Yukarıdaki ifadelerin, Türkiye Cumhuriyetine Başbakanlık yapmış bir kişiye ait olduğunun hatırlanması gerekir..
Bu habere cevap olarak yazılanlar ;

18-08-1996 Hürriyet Gazetesi / Sedat Ergin’in İslam Alemi Neden Aya Gidemedi başlıklı yazısı
Erbakan’ın ‘Bilimin ancak Kuran’ı Kerim’in iyi anlaşılmasıyla yeni çığırlar açabileceği’ yolundaki görüşü samimi kanaatidir. Bunu saygı ile karşılamak gerekir. Ancak, ‘ Batılı bilim adamlarının zekalarını bilimde çığır açmaya yetmeyeceğini’ belirtmesi, daha da ileri giderek, patent hakkı istersek, Batılıların ayaklarında  donu kalmaz’ gibi ifadeler kullanması bir hayli düşündürücüdür. 

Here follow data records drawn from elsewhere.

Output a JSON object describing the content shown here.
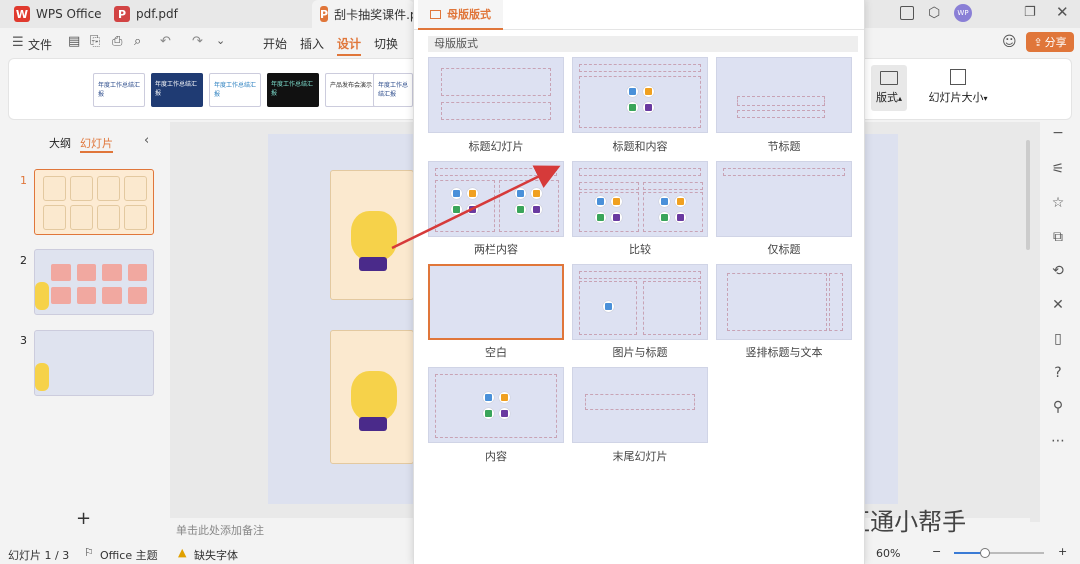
{
  "tabs": [
    {
      "label": "WPS Office",
      "icon": "wps-icon"
    },
    {
      "label": "pdf.pdf",
      "icon": "pdf-icon"
    },
    {
      "label": "刮卡抽奖课件.pp",
      "icon": "ppt-icon"
    }
  ],
  "titlebar": {
    "avatar": "WP"
  },
  "menu": {
    "file": "文件",
    "items": [
      "开始",
      "插入",
      "设计",
      "切换"
    ],
    "active": "设计",
    "share": "分享"
  },
  "ribbon": {
    "thumbs": [
      "年度工作总结汇报",
      "年度工作总结汇报",
      "年度工作总结汇报",
      "年度工作总结汇报",
      "年度工作总结汇报",
      "产品发布会演示",
      "年度工作总结汇报"
    ],
    "layout_label": "版式",
    "size_label": "幻灯片大小"
  },
  "left_panel": {
    "tab_outline": "大纲",
    "tab_slides": "幻灯片",
    "slide_numbers": [
      "1",
      "2",
      "3"
    ],
    "add": "+"
  },
  "notes_placeholder": "单击此处添加备注",
  "status": {
    "slide_count": "幻灯片 1 / 3",
    "theme": "Office 主题",
    "missing_font": "缺失字体",
    "zoom": "60%"
  },
  "popup": {
    "tab_title": "母版版式",
    "section_title": "母版版式",
    "layouts": [
      {
        "label": "标题幻灯片"
      },
      {
        "label": "标题和内容"
      },
      {
        "label": "节标题"
      },
      {
        "label": "两栏内容"
      },
      {
        "label": "比较"
      },
      {
        "label": "仅标题"
      },
      {
        "label": "空白"
      },
      {
        "label": "图片与标题"
      },
      {
        "label": "竖排标题与文本"
      },
      {
        "label": "内容"
      },
      {
        "label": "末尾幻灯片"
      }
    ],
    "selected": "空白"
  },
  "watermark": {
    "text": "公众号 · 互通小帮手"
  },
  "colors": {
    "accent": "#e0763a",
    "placeholder_bg": "#dde1f2",
    "slide_bg": "#dde1ef"
  }
}
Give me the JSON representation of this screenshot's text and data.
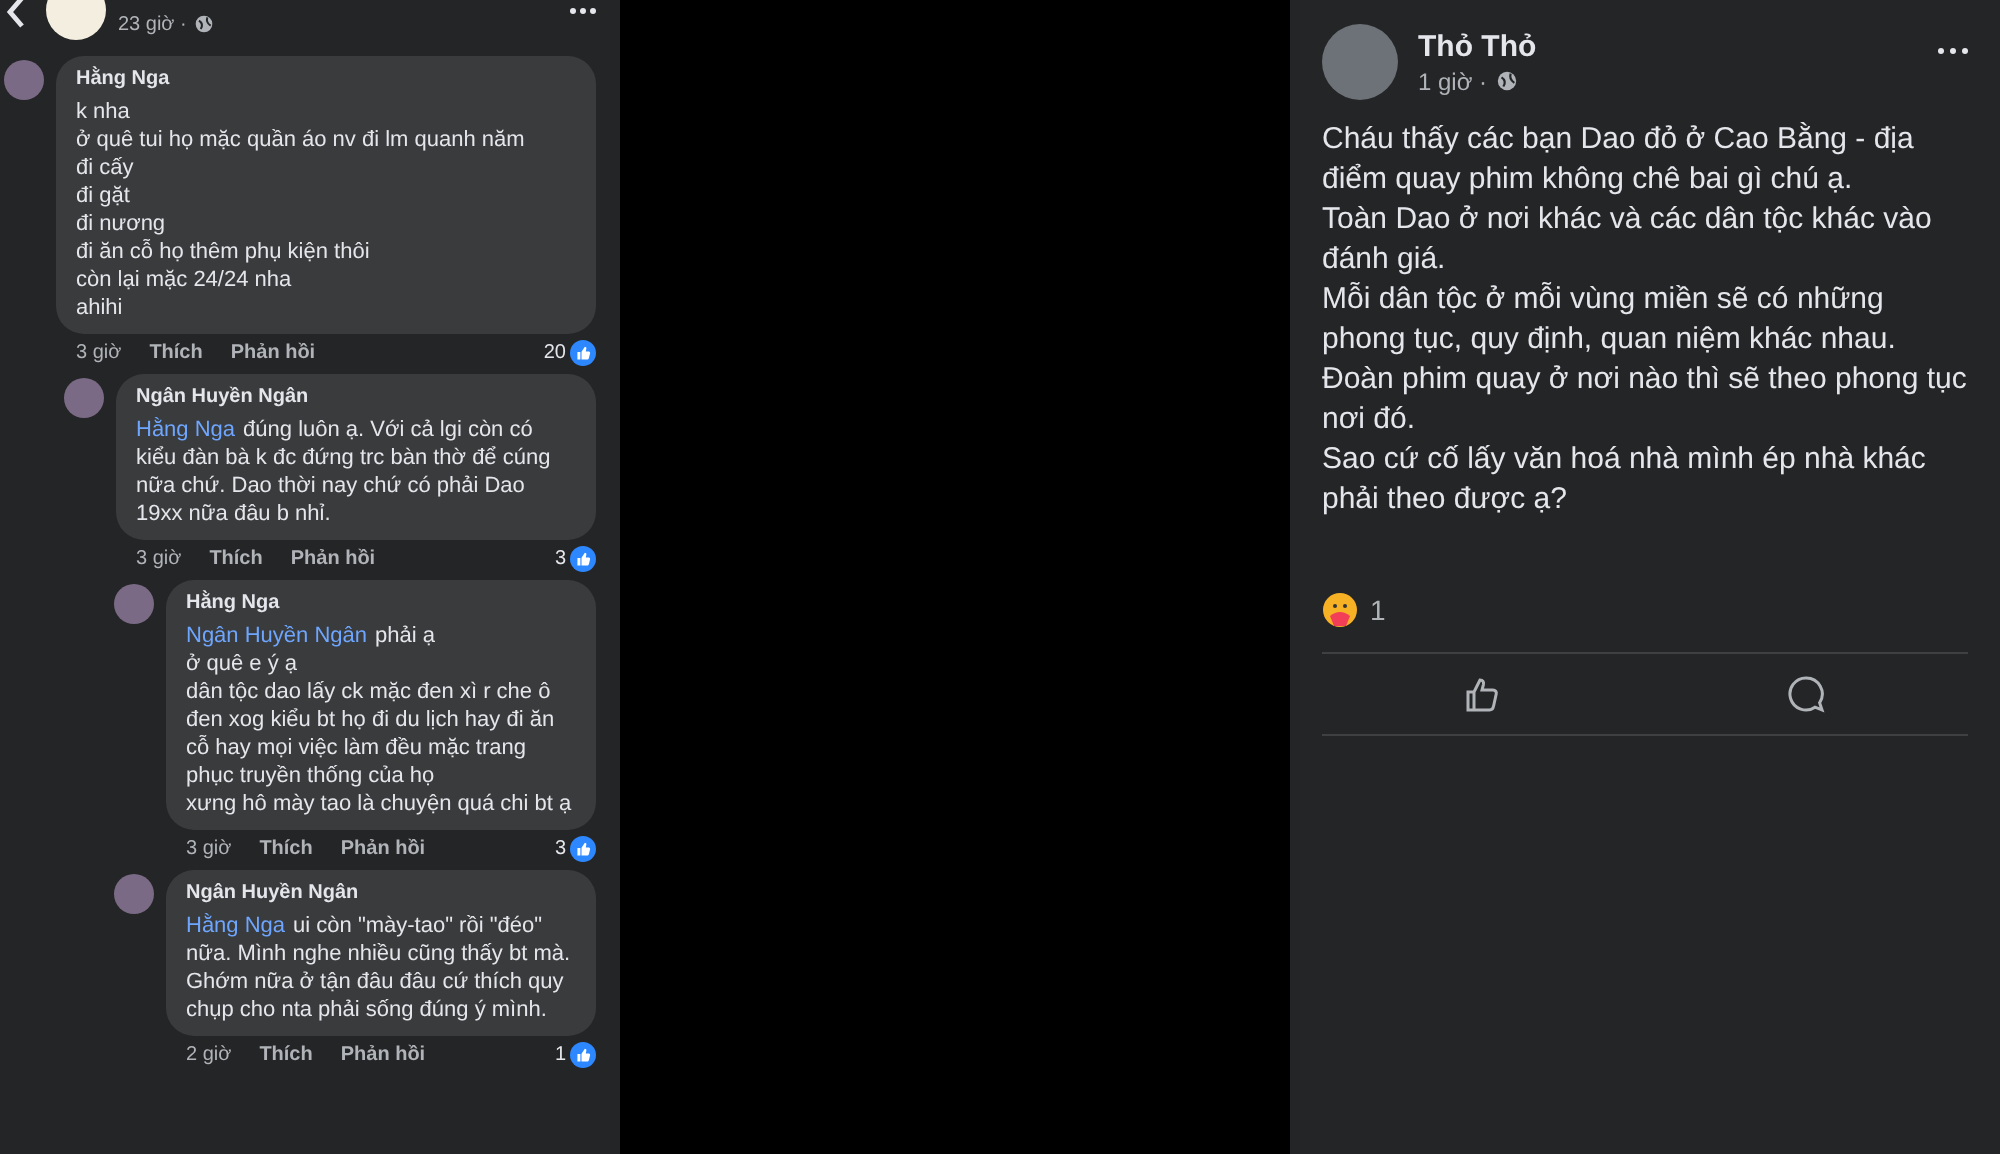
{
  "left_post": {
    "time": "23 giờ ·"
  },
  "comments": [
    {
      "author": "Hằng Nga",
      "paragraphs": [
        "k nha",
        "ở quê tui họ mặc quần áo nv đi lm quanh năm",
        "đi cấy",
        "đi gặt",
        "đi nương",
        "đi ăn cỗ họ thêm phụ kiện thôi",
        "còn lại mặc 24/24 nha",
        "ahihi"
      ],
      "time": "3 giờ",
      "like": "Thích",
      "reply": "Phản hồi",
      "reactions": "20",
      "children": [
        {
          "author": "Ngân Huyền Ngân",
          "mention": "Hằng Nga",
          "paragraphs": [
            "đúng luôn ạ. Với cả lgi còn có kiểu đàn bà k đc đứng trc bàn thờ để cúng nữa chứ. Dao thời nay chứ có phải Dao 19xx nữa đâu b nhỉ."
          ],
          "time": "3 giờ",
          "like": "Thích",
          "reply": "Phản hồi",
          "reactions": "3",
          "children": [
            {
              "author": "Hằng Nga",
              "mention": "Ngân Huyền Ngân",
              "paragraphs": [
                "phải ạ",
                "ở quê e ý ạ",
                "dân tộc dao lấy ck mặc đen xì r che ô đen xog kiểu bt họ đi du lịch hay đi ăn cỗ hay mọi việc làm đều mặc trang phục truyền thống của họ",
                "xưng hô mày tao là chuyện quá chi bt ạ"
              ],
              "time": "3 giờ",
              "like": "Thích",
              "reply": "Phản hồi",
              "reactions": "3"
            },
            {
              "author": "Ngân Huyền Ngân",
              "mention": "Hằng Nga",
              "paragraphs": [
                "ui còn \"mày-tao\" rồi \"đéo\" nữa. Mình nghe nhiều cũng thấy bt mà. Ghớm nữa ở tận đâu đâu cứ thích quy chụp cho nta phải sống đúng ý mình."
              ],
              "time": "2 giờ",
              "like": "Thích",
              "reply": "Phản hồi",
              "reactions": "1"
            }
          ]
        }
      ]
    }
  ],
  "right_post": {
    "author": "Thỏ Thỏ",
    "time": "1 giờ ·",
    "paragraphs": [
      "Cháu thấy các bạn Dao đỏ ở Cao Bằng - địa điểm quay phim không chê bai gì chú ạ.",
      "Toàn Dao ở nơi khác và các dân tộc khác vào đánh giá.",
      "Mỗi dân tộc ở mỗi vùng miền sẽ có những phong tục, quy định, quan niệm khác nhau.",
      "Đoàn phim quay ở nơi nào thì sẽ theo phong tục nơi đó.",
      "Sao cứ cố lấy văn hoá nhà mình ép nhà khác phải theo được ạ?"
    ],
    "reaction_count": "1"
  }
}
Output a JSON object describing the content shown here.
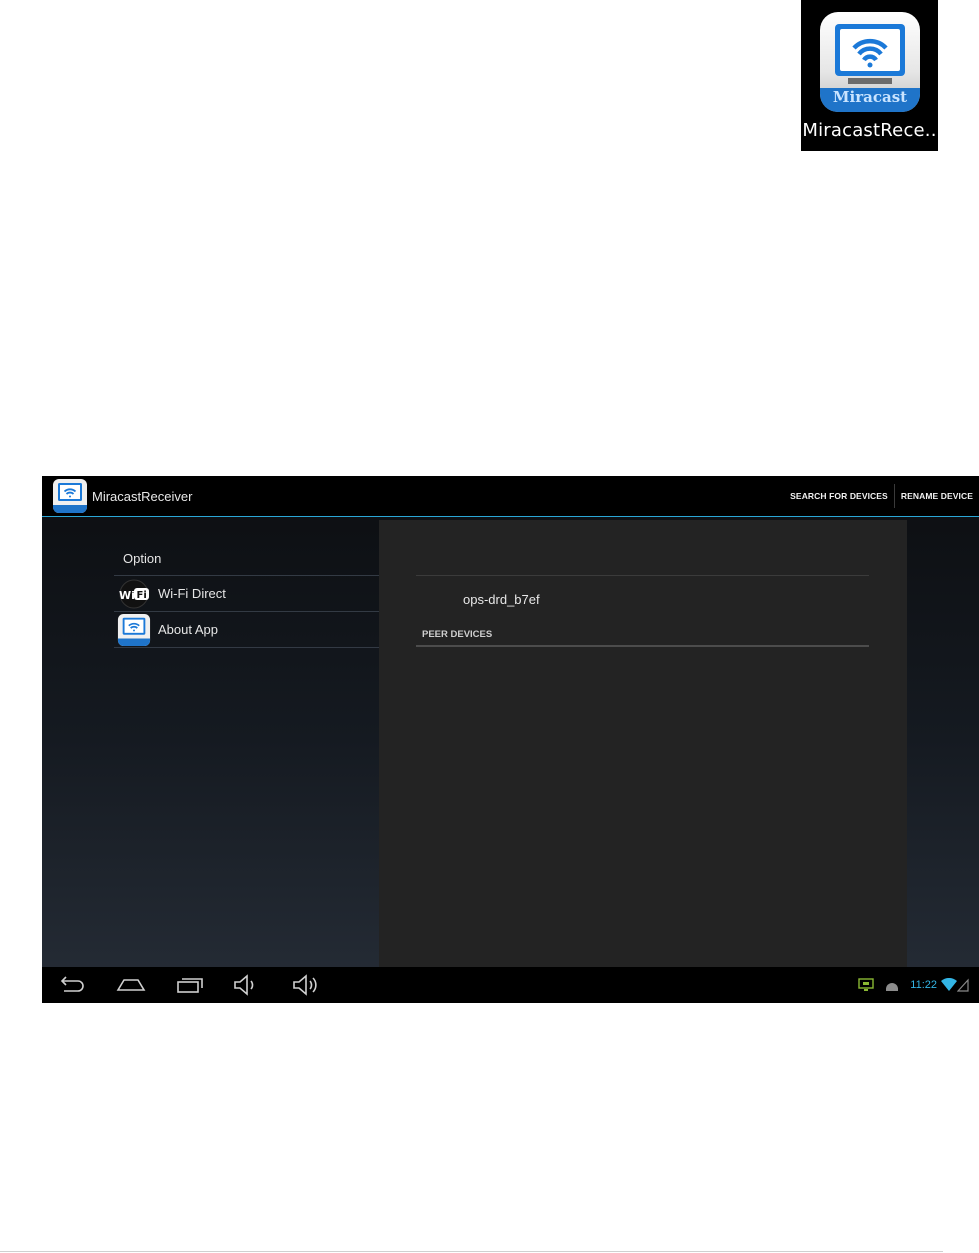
{
  "launcher": {
    "label": "MiracastRece..",
    "icon": "miracast-icon",
    "icon_text": "Miracast"
  },
  "app": {
    "title": "MiracastReceiver",
    "actions": {
      "search": "SEARCH FOR DEVICES",
      "rename": "RENAME DEVICE"
    }
  },
  "options": {
    "header": "Option",
    "items": [
      {
        "label": "Wi-Fi Direct",
        "icon": "wifi-direct-icon",
        "icon_text": "WiFi"
      },
      {
        "label": "About App",
        "icon": "miracast-icon"
      }
    ]
  },
  "detail": {
    "device_name": "ops-drd_b7ef",
    "peer_header": "PEER DEVICES"
  },
  "system_bar": {
    "nav": [
      "back-icon",
      "home-icon",
      "recents-icon",
      "volume-down-icon",
      "volume-up-icon"
    ],
    "clock": "11:22",
    "status_icons": [
      "screen-mirror-icon",
      "android-debug-icon",
      "wifi-signal-icon",
      "cell-signal-icon"
    ]
  },
  "colors": {
    "accent": "#33b5e5",
    "status_green": "#8ab833"
  }
}
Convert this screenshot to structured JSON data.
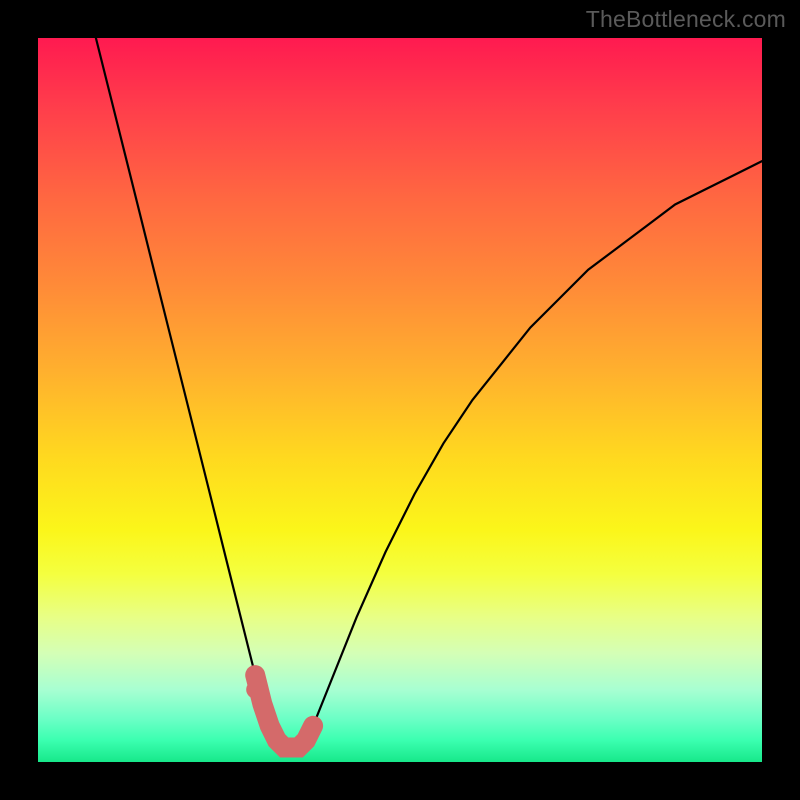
{
  "watermark": "TheBottleneck.com",
  "chart_data": {
    "type": "line",
    "title": "",
    "xlabel": "",
    "ylabel": "",
    "xlim": [
      0,
      100
    ],
    "ylim": [
      0,
      100
    ],
    "series": [
      {
        "name": "bottleneck-curve",
        "x": [
          8,
          10,
          12,
          14,
          16,
          18,
          20,
          22,
          24,
          26,
          28,
          30,
          31,
          32,
          33,
          34,
          35,
          36,
          37,
          38,
          40,
          44,
          48,
          52,
          56,
          60,
          64,
          68,
          72,
          76,
          80,
          84,
          88,
          92,
          96,
          100
        ],
        "y": [
          100,
          92,
          84,
          76,
          68,
          60,
          52,
          44,
          36,
          28,
          20,
          12,
          8,
          5,
          3,
          2,
          2,
          2,
          3,
          5,
          10,
          20,
          29,
          37,
          44,
          50,
          55,
          60,
          64,
          68,
          71,
          74,
          77,
          79,
          81,
          83
        ]
      }
    ],
    "highlight": {
      "name": "bottom-segment",
      "color": "#d46a6a",
      "x": [
        30,
        31,
        32,
        33,
        34,
        35,
        36,
        37,
        38
      ],
      "y": [
        12,
        8,
        5,
        3,
        2,
        2,
        2,
        3,
        5
      ]
    },
    "highlight_dot": {
      "x": 30,
      "y": 10
    },
    "gradient_stops": [
      {
        "pos": 0.0,
        "color": "#ff1a50"
      },
      {
        "pos": 0.5,
        "color": "#ffd91f"
      },
      {
        "pos": 0.8,
        "color": "#f4ff3f"
      },
      {
        "pos": 1.0,
        "color": "#17e88a"
      }
    ]
  }
}
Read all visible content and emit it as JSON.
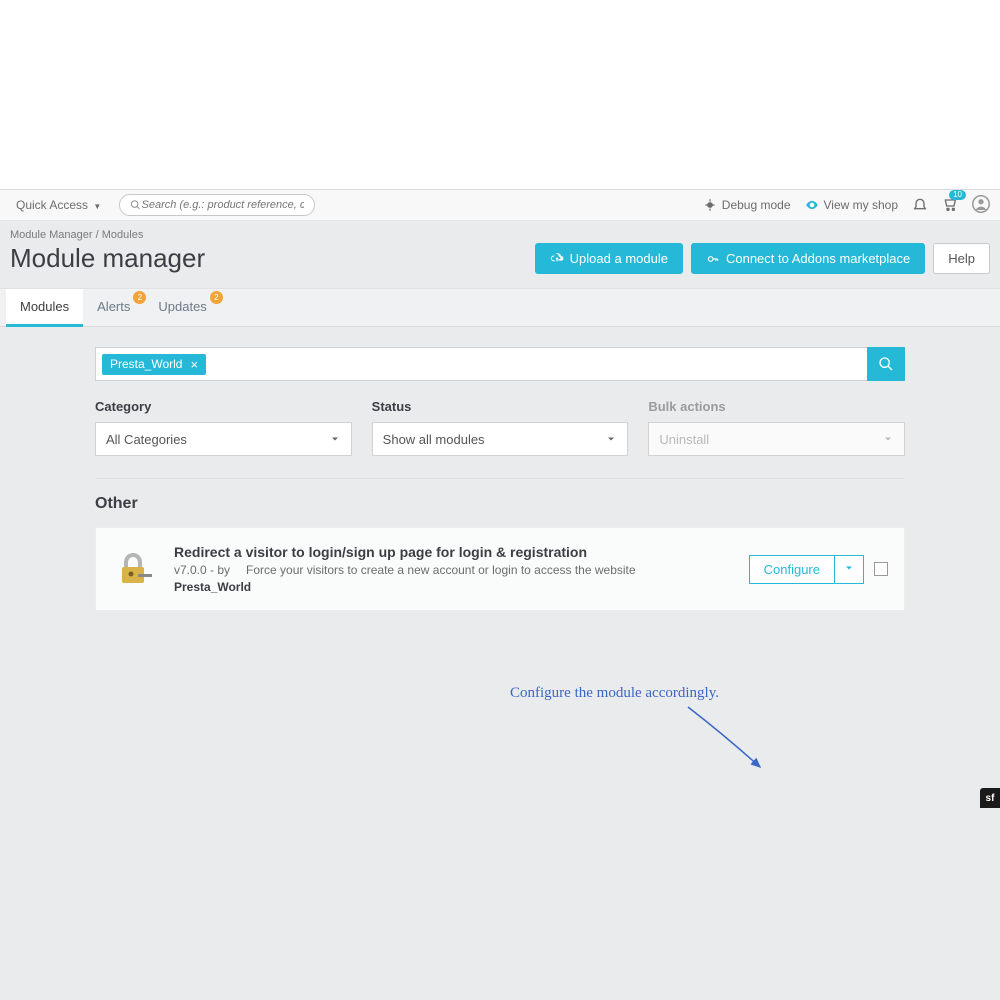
{
  "topbar": {
    "quick_access": "Quick Access",
    "search_placeholder": "Search (e.g.: product reference, custome",
    "debug_mode": "Debug mode",
    "view_shop": "View my shop",
    "notif_badge": "10"
  },
  "breadcrumb": {
    "a": "Module Manager",
    "b": "Modules"
  },
  "page_title": "Module manager",
  "actions": {
    "upload": "Upload a module",
    "addons": "Connect to Addons marketplace",
    "help": "Help"
  },
  "tabs": {
    "modules": "Modules",
    "alerts": "Alerts",
    "alerts_count": "2",
    "updates": "Updates",
    "updates_count": "2"
  },
  "search_chip": "Presta_World",
  "filters": {
    "category_label": "Category",
    "category_value": "All Categories",
    "status_label": "Status",
    "status_value": "Show all modules",
    "bulk_label": "Bulk actions",
    "bulk_value": "Uninstall"
  },
  "section": "Other",
  "module": {
    "title": "Redirect a visitor to login/sign up page for login & registration",
    "version_by": "v7.0.0 - by",
    "desc": "Force your visitors to create a new account or login to access the website",
    "author": "Presta_World",
    "configure": "Configure"
  },
  "annotation": "Configure the module accordingly."
}
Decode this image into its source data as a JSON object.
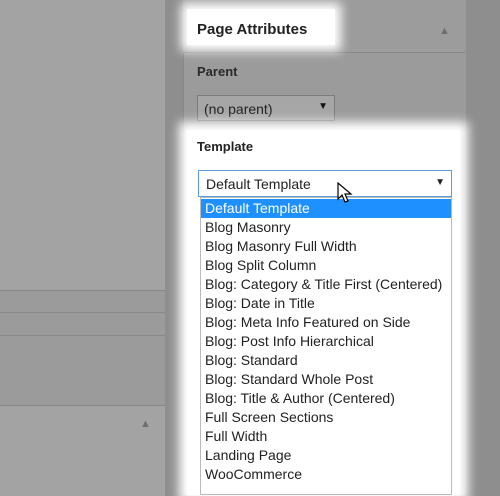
{
  "metabox": {
    "title": "Page Attributes",
    "toggle_icon": "triangle-up-icon"
  },
  "parent": {
    "label": "Parent",
    "selected": "(no parent)"
  },
  "template": {
    "label": "Template",
    "selected": "Default Template",
    "options": [
      "Default Template",
      "Blog Masonry",
      "Blog Masonry Full Width",
      "Blog Split Column",
      "Blog: Category & Title First (Centered)",
      "Blog: Date in Title",
      "Blog: Meta Info Featured on Side",
      "Blog: Post Info Hierarchical",
      "Blog: Standard",
      "Blog: Standard Whole Post",
      "Blog: Title & Author (Centered)",
      "Full Screen Sections",
      "Full Width",
      "Landing Page",
      "WooCommerce"
    ]
  },
  "colors": {
    "selection": "#1e90ff",
    "focus_border": "#5b9dd9"
  }
}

25-08-1996 Sabah Gazetesi / Necati Doğru’nun Kullanılmış Oto Kuran’da Varmı Başlıklı Yazısı Matematikte sıfır sayısını ilk kez Hintliler buldu. Araplar sıfırı Hintliler’den öğrendiler. Araplar, Hintliler’den öğrendikleri sıfırı Avrupalılar’a öğrettiler. Sıfırın patenti bize ait değil. Övünürsek gülünç oluruz. Sıfırı Hintliler’in bulduğunu atlayarak o sırada henüz Müslüman olmayıp, putlara tapan Arapların da sıfırı Hintliler’den öğrendiğini saklayarak, ayrıca sıfırın bulunduğu yıllarda biz Türkler’in de henüz Müslümanlığı seçmiş değil, sapına kadar Şamanist olduğumuzu unutarak, ‘Sıfır Kuran’da vardı’ diyerek don edebiyatı yapmanın tutar bir yanı yok.